Homélie du 4ème dimanche du temps ordinaire
Abbé Jean Compazieu | 21 janvier 2012Jésus parle et agit avec autorité
Textes bibliques : LIRE
Les textes bibliques de ce dimanche nous adressent un message d’espérance très fort. Elles nous révèlent un Dieu passionné par l’humanité qu’il veut sauver. La première lecture nous rapporte une parole de Moïse à son peuple : “Au milieu de vous, parmi vos frères, le Seigneur fera se lever un prophète comme moi, et vous l’écouterez” (Dt 18). Tout au long des siècles, Dieu en a envoyé des prophètes. Il lui fallait mettre son peuple en garde contre l’idolâtrie, les injustices et les divers abus possibles. Il lui fallait également réagir contre l’ignorance religieuse et la méconnaissance de la Parole de Dieu.
Cet appel est également important pour notre monde d’aujourd’hui. Ils sont nombreux ceux et celles qui ont abandonné toute pratique religieuse. Pour eux, la foi est devenue quelque chose de secondaire. Mais un autre constat s’impose : Quand on chasse le côté religieux de notre vie, il revient sous sa forme la plus perverse.

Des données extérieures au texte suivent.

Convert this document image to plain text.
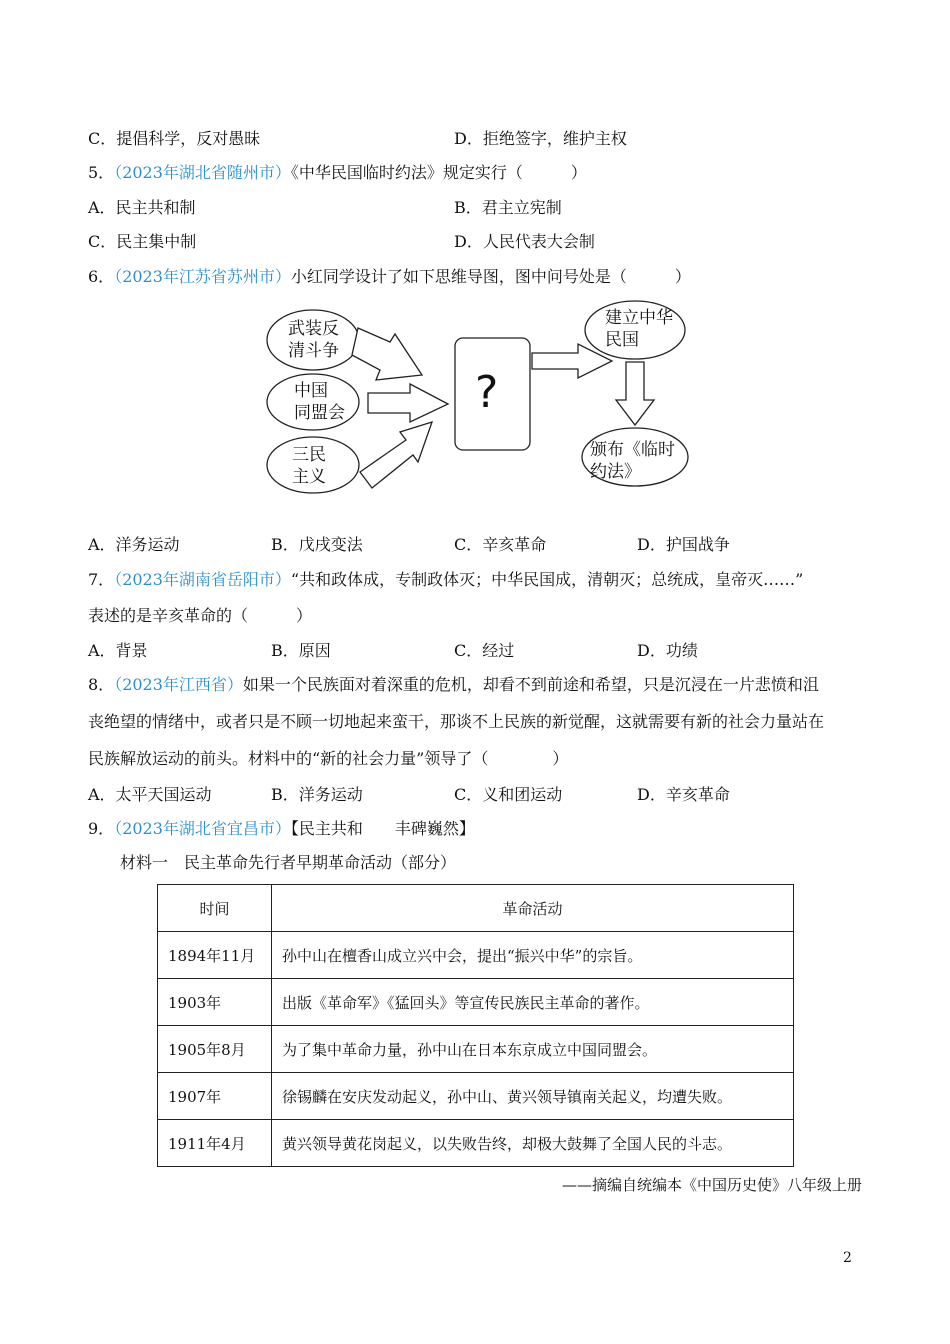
C．提倡科学，反对愚昧	D．拒绝签字，维护主权
5．（2023年湖北省随州市）《中华民国临时约法》规定实行（　　　）
A．民主共和制	B．君主立宪制
C．民主集中制	D．人民代表大会制
6．（2023年江苏省苏州市）小红同学设计了如下思维导图，图中问号处是（　　　）
武装反
清斗争
中国
同盟会
三民
主义
?
建立中华
民国
颁布《临时
约法》
A．洋务运动	B．戊戌变法	C．辛亥革命	D．护国战争
7．（2023年湖南省岳阳市）“共和政体成，专制政体灭；中华民国成，清朝灭；总统成，皇帝灭……”
表述的是辛亥革命的（　　　）
A．背景	B．原因	C．经过	D．功绩
8．（2023年江西省）如果一个民族面对着深重的危机，却看不到前途和希望，只是沉浸在一片悲愤和沮
丧绝望的情绪中，或者只是不顾一切地起来蛮干，那谈不上民族的新觉醒，这就需要有新的社会力量站在
民族解放运动的前头。材料中的“新的社会力量”领导了（　　　　）
A．太平天国运动	B．洋务运动	C．义和团运动	D．辛亥革命
9．（2023年湖北省宜昌市）【民主共和　　丰碑巍然】
材料一　民主革命先行者早期革命活动（部分）
时间	革命活动
1894年11月	孙中山在檀香山成立兴中会，提出“振兴中华”的宗旨。
1903年	出版《革命军》《猛回头》等宣传民族民主革命的著作。
1905年8月	为了集中革命力量，孙中山在日本东京成立中国同盟会。
1907年	徐锡麟在安庆发动起义，孙中山、黄兴领导镇南关起义，均遭失败。
1911年4月	黄兴领导黄花岗起义，以失败告终，却极大鼓舞了全国人民的斗志。
——摘编自统编本《中国历史使》八年级上册
2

Les superstitions occupent un terrain de plus en plus important. On court après ceux qui ont des pouvoirs, ceux qui prédisent l’avenir, les voyants, les gourous en tous genres. C’est de ce danger que le Seigneur veut nous prévenir. Et il s’arrange pour mettre sur notre route des hommes et des femmes qui portent son enseignement.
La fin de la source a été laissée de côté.